Suppose that $X$ follows a chi-square distribution $\chi_n^2$ and that $Y=\sqrt{2X}$. Find the pdf of $Y$ and show that $\mathbb{E}(Y) = \frac{\Gamma((n+1)/2)}{\Gamma(n/2)}$.
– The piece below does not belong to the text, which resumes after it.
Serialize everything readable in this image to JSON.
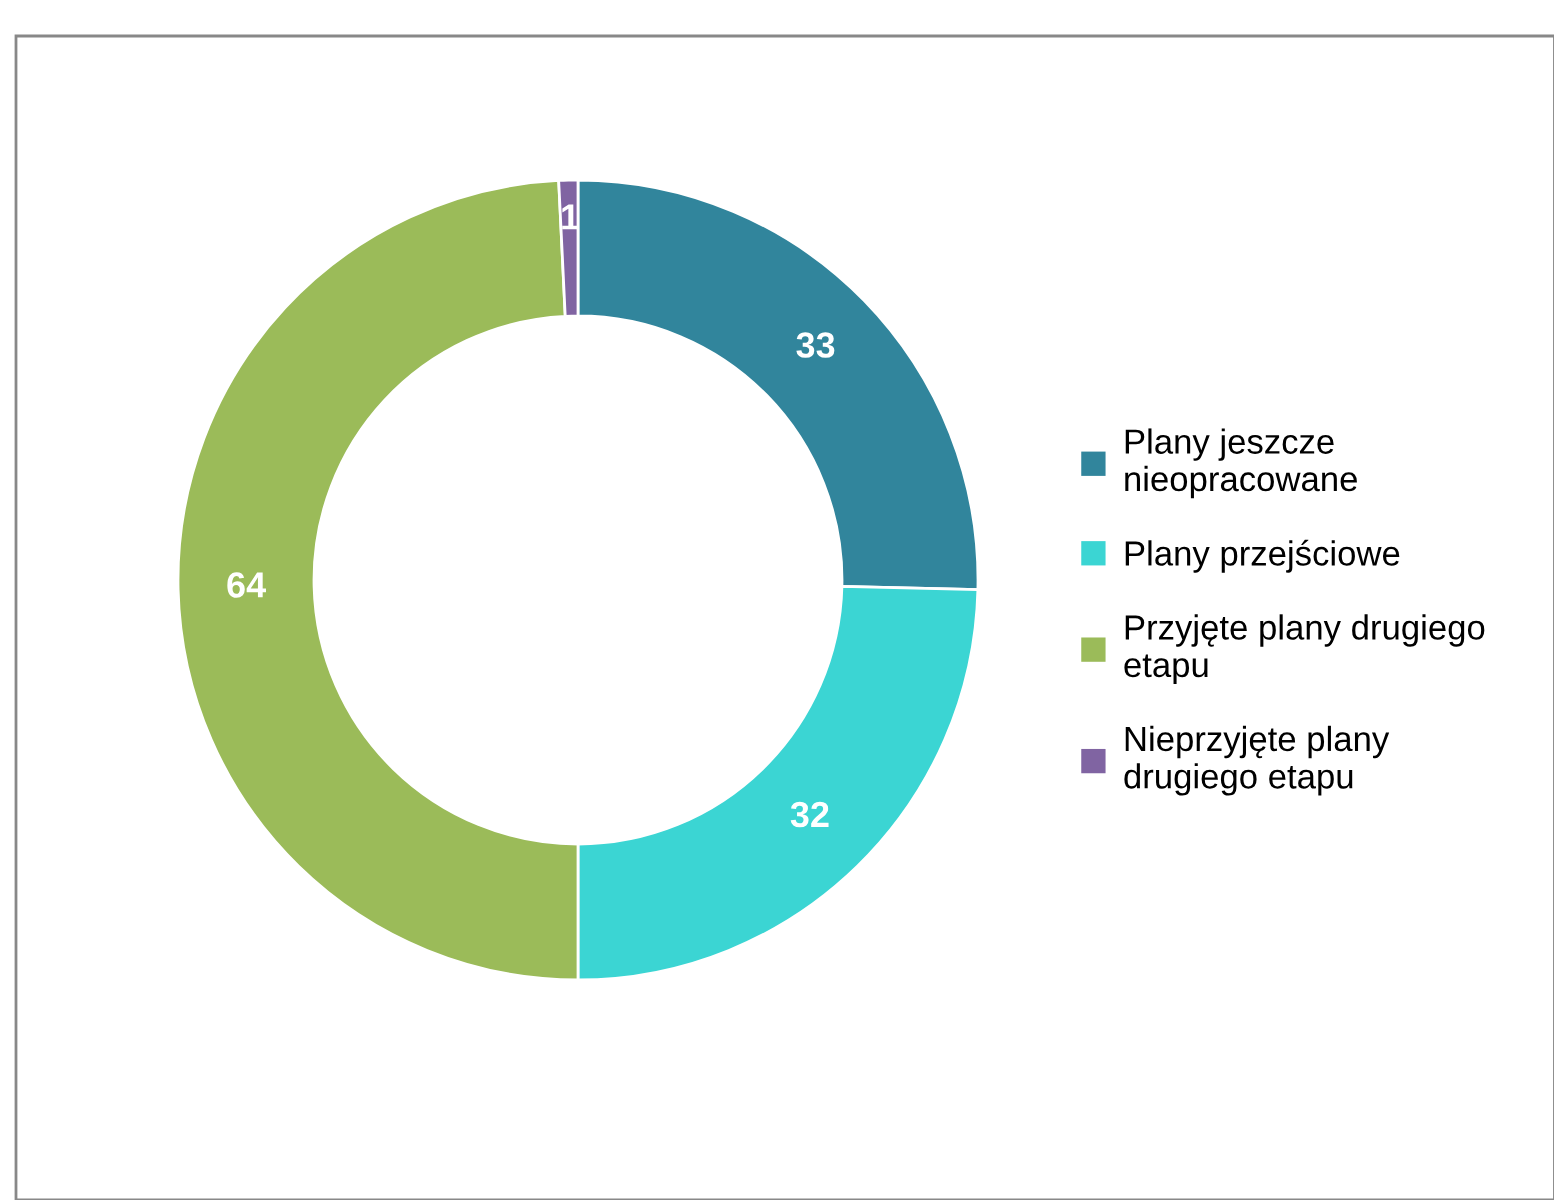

I have calculated the pdf using the change of variable formula as
$$f_Y(y) = \frac{y^{n-1} e^{-y^2/4}}{2^{n-1} \Gamma(n/2)}$$
Now $$ \begin{split} \mathbb{E}(Y) &= \int^{\infty}_{0} y \cdot \frac{y^{n-1} e^{-y^2/4}}{2^{n-1} \Gamma(n/2)}dy \\ &= \int^{\infty}_{0} \frac{y^{n} e^{-y^2/4}}{2^{n-1} \Gamma(n/2)}dy \\ &= \int^{\infty}_{0}\frac{y^{n-1}e^{-y^2/4}}{2^{n-2}\Gamma(n/2)} \frac{y}{2}dy \\ &= \int^{\infty}_{0}\frac{2^{n-1}(y^2/4)^{(n-1)/2}e^{-y^2/4}}{2^{n-2}\Gamma(n/2)} \frac{y}{2}dy \\ &= \int^{\infty}_{0}\frac{2(y^2/4)^{(n+1)/2-1}e^{-y^2/4}}{\Gamma(n/2)} \frac{y}{2}dy. \end{split} $$
Finally using the definition that $\Gamma(\alpha) = \int^{\infty}_{0} x^{\alpha-1}e^{-t}dt$ and making the substitution $t=y^2/4 \Leftrightarrow dt = y/2\,dy$ we get
$$ \mathbb{E}(Y) = \frac{2}{\Gamma(n/2)} \int^\infty_0 t^{(n+1)/2-1}e^{-t}\,dt = \frac{2\Gamma((n+1)/2)}{\Gamma(n/2)} $$ which is off by a factor of $2$ of what they get. Where is the mistake?